After winning a coin flip, Jones was first to tackle questions about Idaho Core Standards, the English and math standards that have been taught statewide for more than a year.

Jones, who previously served as the state’s director of special education and holds degrees in the field, pledged that she would provide help to school districts and teachers who are implementing the standards and working with special education students. She also said she has worked with other states and districts that have developed extended standards to reach students with Individual Education Plans (IEPs).

“There are really great programs and really great things out there if you have appropriate leadership at the state level in areas of special education,” Jones said. “We should be providing that to you, so you are not making something up.

“As state superintendent, one of the things that will be directed … is getting extended standards in for our kids with disabilities.”

Ybarra — who outlined her experience as a teacher, assistant principal, principal and district administrator — said support and training are essential.

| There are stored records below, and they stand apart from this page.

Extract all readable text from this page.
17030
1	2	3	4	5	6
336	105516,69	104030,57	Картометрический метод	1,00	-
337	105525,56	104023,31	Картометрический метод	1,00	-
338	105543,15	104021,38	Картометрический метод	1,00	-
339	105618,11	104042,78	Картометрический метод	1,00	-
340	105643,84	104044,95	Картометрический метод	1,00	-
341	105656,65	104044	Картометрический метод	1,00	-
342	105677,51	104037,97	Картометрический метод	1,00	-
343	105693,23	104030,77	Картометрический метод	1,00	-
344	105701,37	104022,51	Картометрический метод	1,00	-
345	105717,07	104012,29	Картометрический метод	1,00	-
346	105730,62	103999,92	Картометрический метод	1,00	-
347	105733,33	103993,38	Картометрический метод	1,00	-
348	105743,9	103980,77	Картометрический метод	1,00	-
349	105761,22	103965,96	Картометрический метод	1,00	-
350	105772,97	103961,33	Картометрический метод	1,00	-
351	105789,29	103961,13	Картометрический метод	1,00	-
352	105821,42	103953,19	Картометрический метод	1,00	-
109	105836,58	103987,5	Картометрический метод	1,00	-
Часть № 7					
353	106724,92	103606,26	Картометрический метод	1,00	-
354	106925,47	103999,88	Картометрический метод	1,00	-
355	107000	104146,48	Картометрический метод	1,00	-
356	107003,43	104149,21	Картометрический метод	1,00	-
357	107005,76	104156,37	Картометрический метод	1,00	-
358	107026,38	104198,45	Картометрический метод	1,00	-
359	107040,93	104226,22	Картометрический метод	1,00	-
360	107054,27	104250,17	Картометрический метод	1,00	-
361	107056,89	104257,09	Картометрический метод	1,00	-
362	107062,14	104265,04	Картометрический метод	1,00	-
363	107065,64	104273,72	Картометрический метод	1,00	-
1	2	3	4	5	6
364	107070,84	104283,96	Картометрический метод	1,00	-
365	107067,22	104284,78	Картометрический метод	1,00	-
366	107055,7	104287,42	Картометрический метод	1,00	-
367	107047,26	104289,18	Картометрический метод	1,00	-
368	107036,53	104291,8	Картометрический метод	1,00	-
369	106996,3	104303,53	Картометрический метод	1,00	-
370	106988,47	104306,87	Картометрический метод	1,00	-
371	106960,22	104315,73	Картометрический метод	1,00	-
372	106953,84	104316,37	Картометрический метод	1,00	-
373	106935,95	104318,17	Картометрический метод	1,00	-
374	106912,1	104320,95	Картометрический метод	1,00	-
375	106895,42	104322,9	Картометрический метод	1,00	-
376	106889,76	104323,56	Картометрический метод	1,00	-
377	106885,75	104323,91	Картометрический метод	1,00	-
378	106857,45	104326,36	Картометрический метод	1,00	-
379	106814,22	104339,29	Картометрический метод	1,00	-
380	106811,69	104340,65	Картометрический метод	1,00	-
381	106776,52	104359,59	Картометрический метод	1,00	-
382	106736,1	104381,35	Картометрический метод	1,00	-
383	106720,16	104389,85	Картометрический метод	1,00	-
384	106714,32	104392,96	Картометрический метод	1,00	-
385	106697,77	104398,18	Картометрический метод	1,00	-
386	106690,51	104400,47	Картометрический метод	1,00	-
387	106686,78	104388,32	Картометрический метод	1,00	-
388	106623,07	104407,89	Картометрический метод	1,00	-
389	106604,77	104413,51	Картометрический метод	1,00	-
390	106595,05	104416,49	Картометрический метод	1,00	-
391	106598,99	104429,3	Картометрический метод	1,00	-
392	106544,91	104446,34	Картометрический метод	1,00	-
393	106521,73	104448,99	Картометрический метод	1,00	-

“We know it will be the same across grade levels for special needs as it is for general education classrooms, and that’s a concern,” Ybarra said. “From the front lines, what I’m hearing from you folks as I travel, is you want access to training… (and support for) how to meet the needs of special education students in general educations classrooms as well.

“And you want a leader who understands these are some of our most vulnerable students.”

Tiered licensure

Jones and Ybarra remained consistent Thursday, echoing concerns they first shared with Idaho Education News last month.

If anything, Jones appeared to harden her stance that the proposal may not be ready for prime time.

“We don’t have all the parties at the table agreeing with what should happen with tiered licensure, let’s slow this whole thing down,” Jones said. “Let’s let the hearings happen, but I’m sure the feedback will be… confusion and upset.

“Let’s slow this down, let’s get everybody back to the table and let’s rework the whole thing.”

Ybarra was less specific in her plan of action, but reemphasized her concerns.

“Tiered licensure is a step in the right direction, however, the message that needs to come out needs to be a positive one,” Ybarra said.

Ybarra also alluded to the $175 million career ladder pay plan that proponents say must be tied to tiered licensure. Ybarra said she never recalled going to college and deciding that today she would become a rich teacher.